The source claims their wellness checks did not include a social worker or plainclothes officer, rather uniformed officers who embarrassed the source and continued to “hang around” in their neighborhood after checking in on them.

“Our mental healthcare system is overwhelmed and underfunded,” the source said. “Let’s please not make things worse for those who are one or two steps away from homelessness.”

Andrea Westbrook, manager of the Toronto Community Crisis Service, told CP24 that TCCS strives to reduce stigma and reduce “any unnecessary police involvement” in wellness checks when possible.

“We strive to tailor the response to the situation…we want to understand as much about that person as possible, and understand what they need to get back to what they define as their fullest ability to engage in their life. We really want to tailor our services to the individual, and give them space, and understand who they are and what their story is.”

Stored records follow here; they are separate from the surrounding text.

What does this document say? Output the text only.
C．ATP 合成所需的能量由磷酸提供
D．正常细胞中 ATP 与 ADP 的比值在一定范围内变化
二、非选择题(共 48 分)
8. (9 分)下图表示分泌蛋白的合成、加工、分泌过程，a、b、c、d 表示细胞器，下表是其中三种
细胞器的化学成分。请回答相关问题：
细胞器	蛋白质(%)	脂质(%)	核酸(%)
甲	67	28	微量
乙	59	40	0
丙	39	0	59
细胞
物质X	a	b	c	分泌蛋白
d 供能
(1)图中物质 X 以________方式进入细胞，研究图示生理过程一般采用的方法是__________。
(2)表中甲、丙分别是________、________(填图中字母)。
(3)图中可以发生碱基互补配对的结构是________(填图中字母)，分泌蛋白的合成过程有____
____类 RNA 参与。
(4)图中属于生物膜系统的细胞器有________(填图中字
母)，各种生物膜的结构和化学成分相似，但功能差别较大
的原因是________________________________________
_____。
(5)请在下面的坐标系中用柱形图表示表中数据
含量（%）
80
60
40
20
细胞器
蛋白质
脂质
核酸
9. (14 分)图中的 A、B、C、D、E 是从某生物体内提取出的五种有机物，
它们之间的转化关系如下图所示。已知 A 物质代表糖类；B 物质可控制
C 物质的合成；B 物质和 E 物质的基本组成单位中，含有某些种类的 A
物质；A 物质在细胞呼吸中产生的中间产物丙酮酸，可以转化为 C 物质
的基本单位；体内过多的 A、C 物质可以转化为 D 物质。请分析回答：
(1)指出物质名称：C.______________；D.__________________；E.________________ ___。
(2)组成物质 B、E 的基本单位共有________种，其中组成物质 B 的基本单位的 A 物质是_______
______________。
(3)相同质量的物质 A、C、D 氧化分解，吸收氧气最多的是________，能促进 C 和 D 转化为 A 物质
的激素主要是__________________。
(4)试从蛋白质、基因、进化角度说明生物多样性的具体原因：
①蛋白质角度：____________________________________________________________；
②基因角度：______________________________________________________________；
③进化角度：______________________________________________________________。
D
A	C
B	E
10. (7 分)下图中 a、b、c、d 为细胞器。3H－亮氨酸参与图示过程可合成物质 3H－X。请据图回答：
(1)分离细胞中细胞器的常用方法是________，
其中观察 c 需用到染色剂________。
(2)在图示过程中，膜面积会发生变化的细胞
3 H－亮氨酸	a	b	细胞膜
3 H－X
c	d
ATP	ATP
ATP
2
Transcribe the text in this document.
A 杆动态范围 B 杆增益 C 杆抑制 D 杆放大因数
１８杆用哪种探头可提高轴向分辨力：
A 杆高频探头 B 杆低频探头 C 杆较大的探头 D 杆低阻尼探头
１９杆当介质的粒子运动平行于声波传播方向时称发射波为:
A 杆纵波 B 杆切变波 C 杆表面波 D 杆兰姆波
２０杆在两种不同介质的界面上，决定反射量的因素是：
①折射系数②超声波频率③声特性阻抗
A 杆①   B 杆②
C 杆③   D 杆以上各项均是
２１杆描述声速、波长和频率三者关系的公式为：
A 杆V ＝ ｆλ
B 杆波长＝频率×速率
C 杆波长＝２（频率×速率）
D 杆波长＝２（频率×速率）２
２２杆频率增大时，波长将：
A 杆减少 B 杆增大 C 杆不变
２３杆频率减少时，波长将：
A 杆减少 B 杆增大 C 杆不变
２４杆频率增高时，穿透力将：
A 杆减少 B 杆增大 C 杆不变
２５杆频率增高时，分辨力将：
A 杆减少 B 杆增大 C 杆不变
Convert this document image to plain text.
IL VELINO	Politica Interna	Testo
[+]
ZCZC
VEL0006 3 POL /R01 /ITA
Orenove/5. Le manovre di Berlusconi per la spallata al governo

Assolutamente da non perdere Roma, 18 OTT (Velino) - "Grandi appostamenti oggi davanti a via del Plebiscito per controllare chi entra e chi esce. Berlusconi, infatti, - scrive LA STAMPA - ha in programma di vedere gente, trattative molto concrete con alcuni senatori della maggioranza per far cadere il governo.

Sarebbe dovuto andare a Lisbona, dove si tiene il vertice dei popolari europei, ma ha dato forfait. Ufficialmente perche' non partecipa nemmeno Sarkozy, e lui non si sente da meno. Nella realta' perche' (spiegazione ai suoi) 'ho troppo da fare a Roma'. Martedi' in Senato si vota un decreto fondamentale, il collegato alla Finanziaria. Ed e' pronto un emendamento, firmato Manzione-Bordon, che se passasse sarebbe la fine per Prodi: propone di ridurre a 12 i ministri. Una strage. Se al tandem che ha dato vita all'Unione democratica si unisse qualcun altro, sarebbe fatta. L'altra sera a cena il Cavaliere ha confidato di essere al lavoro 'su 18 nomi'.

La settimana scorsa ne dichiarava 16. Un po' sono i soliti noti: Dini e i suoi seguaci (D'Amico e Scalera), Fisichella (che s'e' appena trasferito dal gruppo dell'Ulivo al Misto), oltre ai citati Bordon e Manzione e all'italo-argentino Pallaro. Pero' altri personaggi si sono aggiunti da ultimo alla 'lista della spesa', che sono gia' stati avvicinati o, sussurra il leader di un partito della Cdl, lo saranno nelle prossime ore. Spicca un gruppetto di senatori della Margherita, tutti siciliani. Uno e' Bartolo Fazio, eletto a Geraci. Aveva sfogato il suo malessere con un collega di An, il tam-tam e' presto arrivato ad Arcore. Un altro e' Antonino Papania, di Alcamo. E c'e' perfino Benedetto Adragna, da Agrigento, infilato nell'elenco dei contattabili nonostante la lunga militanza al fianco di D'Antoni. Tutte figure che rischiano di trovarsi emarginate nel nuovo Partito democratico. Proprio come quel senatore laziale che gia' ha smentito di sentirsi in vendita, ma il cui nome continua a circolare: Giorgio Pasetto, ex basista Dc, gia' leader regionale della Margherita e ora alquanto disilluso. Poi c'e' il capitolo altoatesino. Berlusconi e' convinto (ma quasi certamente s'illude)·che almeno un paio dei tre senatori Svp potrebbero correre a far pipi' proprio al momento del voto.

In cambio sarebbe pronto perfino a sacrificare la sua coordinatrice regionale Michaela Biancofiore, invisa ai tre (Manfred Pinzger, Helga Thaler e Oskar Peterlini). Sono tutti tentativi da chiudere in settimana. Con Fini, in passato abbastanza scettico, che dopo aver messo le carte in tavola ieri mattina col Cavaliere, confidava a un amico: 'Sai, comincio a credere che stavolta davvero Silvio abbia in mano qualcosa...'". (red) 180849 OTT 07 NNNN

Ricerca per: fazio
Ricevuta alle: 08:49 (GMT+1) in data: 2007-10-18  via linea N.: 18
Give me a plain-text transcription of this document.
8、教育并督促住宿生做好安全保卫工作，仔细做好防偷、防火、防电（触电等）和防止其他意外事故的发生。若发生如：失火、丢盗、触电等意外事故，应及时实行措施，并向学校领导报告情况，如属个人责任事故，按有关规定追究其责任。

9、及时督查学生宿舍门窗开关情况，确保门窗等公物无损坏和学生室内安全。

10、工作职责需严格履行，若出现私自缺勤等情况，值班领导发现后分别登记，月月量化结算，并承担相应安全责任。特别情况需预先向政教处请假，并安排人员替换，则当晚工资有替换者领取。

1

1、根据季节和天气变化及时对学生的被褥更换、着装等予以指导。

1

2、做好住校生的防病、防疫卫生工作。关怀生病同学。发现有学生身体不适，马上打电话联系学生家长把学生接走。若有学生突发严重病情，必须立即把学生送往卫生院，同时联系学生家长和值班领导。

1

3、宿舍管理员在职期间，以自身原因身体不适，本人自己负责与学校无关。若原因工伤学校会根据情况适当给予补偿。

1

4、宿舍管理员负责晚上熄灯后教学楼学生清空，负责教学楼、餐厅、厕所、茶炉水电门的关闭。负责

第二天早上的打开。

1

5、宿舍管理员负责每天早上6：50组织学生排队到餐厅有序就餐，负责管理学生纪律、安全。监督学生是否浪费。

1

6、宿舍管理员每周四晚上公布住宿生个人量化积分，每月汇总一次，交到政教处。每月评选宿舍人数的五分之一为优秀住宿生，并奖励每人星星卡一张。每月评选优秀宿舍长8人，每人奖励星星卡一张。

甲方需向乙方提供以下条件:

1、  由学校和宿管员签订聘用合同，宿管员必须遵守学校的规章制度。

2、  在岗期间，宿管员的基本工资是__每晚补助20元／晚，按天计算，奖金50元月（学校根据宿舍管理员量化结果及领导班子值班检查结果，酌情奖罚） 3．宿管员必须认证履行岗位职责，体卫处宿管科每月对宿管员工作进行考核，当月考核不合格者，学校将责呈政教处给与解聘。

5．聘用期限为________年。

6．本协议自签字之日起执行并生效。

Westbrook added that wellness checks are only a first step in ensuring a client’s well-being, and that an impactful check should include follow-up care and support.

“That’s a really essential part of our response model,” she said. “Not just one-time engagement, but ensuring people are connected to support. We want to work together with police to ensure that we’re able to contribute to what’s needed within the space. We want to respect each other’s roles and respect the individual and what their needs are. That doesn’t mean we don’t have joint responses with the police, but we need to have really strong communication and collaboration to ensure we’re bringing the right resources at the right time.

“In the last year, we’ve done thousands of mobile visits and wellness checks in the community, and only two per cent of those times have we needed to call the police,” he continued. “Imagine you’re having your very worst day, and then a police officer comes knocking on your door. What you need in that moment is actually crisis intervention, a mental health response. With the justice system, that can be netted.”